Models of Human Activity Behavior in Health and Disease: Bring Together Monitoring Technology and Mathematics

Sunday, February 17, 2013
Auditorium/Exhibit Hall C (Hynes Convention Center)
Anisoara Paraschiv-Ionescu , Ecole Polytechnique Federale de Lausanne (EPFL), Lausanne, Switzerland
Eric Buchser , Hospital of Morges and University Hospital (CHUV), Morges, Switzerland
Christophe Perruchoud , Hospital of Morges, Morges, Switzerland
Blaise Rutschmann , Hospital of Morges, Morges, Switzerland
Kamiar Aminian , Ecole Polytechnique Federale de Lausanne, Lausanne, Switzerland
Background: One important aspect of human behavior consists of activity patterns that may contain a wealth of information about actions, intentions, emotions, personal attributes, physiological responses and the health of the person. In this context, daily-life physical activity (PA) becomes an important proxy measure to assess chronic diseases such as chronic pain, defined as a syndrome of multiple etiologies with consequences for psychological and psychosocial well-being, functionality and quality of life. We postulate that the disease-related behavioral features can be captured better by the temporal dynamics of activity patterns than by global quantitative metrics.
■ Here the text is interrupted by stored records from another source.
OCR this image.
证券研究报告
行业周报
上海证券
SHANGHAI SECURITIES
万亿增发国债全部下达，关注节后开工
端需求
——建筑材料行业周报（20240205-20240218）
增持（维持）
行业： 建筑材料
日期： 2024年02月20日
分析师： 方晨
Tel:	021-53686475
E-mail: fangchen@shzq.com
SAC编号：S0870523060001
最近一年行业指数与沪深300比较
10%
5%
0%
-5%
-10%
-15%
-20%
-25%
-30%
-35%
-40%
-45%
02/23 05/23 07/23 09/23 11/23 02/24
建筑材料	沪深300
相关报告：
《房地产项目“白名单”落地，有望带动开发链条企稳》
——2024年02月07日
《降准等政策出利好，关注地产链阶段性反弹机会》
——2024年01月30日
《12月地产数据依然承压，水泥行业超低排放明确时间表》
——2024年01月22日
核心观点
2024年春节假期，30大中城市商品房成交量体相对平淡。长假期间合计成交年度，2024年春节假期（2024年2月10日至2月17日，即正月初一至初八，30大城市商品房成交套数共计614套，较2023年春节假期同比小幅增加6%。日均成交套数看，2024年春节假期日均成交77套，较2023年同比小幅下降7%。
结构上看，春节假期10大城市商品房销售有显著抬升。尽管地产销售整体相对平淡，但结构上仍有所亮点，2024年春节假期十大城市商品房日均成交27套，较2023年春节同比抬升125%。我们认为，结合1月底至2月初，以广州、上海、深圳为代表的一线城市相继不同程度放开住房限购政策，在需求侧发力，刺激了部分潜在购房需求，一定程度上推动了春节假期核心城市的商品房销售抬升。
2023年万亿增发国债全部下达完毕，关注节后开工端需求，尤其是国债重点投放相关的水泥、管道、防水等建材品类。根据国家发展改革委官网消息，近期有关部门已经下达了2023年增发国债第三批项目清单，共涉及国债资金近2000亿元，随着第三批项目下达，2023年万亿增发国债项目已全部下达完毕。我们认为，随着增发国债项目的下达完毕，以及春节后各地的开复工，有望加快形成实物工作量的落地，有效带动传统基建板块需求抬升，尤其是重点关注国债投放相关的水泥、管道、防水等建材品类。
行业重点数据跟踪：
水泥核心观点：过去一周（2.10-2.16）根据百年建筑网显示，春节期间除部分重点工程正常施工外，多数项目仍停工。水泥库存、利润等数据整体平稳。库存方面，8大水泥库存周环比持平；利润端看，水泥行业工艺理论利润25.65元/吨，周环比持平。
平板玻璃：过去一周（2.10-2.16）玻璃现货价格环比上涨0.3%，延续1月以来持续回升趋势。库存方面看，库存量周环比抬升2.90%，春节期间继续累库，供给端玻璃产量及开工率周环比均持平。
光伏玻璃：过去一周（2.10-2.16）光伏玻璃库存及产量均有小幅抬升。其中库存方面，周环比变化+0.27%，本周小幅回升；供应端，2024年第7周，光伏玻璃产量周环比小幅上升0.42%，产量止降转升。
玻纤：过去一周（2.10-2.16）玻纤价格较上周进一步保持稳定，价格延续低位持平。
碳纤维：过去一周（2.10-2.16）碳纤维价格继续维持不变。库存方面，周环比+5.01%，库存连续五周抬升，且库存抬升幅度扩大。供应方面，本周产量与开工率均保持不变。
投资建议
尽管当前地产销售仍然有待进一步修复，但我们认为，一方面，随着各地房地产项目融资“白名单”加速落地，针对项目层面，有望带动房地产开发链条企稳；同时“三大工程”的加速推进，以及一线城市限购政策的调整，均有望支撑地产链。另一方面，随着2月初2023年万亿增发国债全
 Methods: PA was monitored in 60 patients suffering from chronic intractable pain and in 20 pain-free healthy subjects. The measurements were performed under free-living conditions during five consecutive days using body-fixed inertial sensors. The PA patterns were modeled, analyzed and quantified in the context of two different mathematical approaches:

(1)   the theory of stochastic bivariate point processes by modeling the PA pattern as a sequence of events, i.e. the sequence of activity-to-rest and rest-to-activity transitions;

(2)   the concept of dynamical structural complexity by mapping the various features of PA, i.e. type, intensity and duration into a ‘barcode’.  The complexity of PA barcode was quantified using the Lempel-Zip complexity end entropic measures.

 Results:The derived PA metrics were compared between age-matched groups of subjects with clinically different pain intensities. The statistical analysis indicated significant differences between groups (p<0.05). As hypothesized, the dynamics of PA patterns revealed clinically relevant information and provided empirical evidence for complex pain behavioral models classified as fear-avoidance, endurance and pacing.

 Conclusions: Ambulatory monitoring devices and advanced mathematical methods provide the opportunity to objectively quantify a number of PA features including dynamical structural complexity of long-term recorded activity patterns. The derived parameters are able to distinguish chronic pain conditions and may have other potential clinical applications in neurological diseases (depression, Parkinson, Alzheimer), geriatrics, cardio-vascular diseases.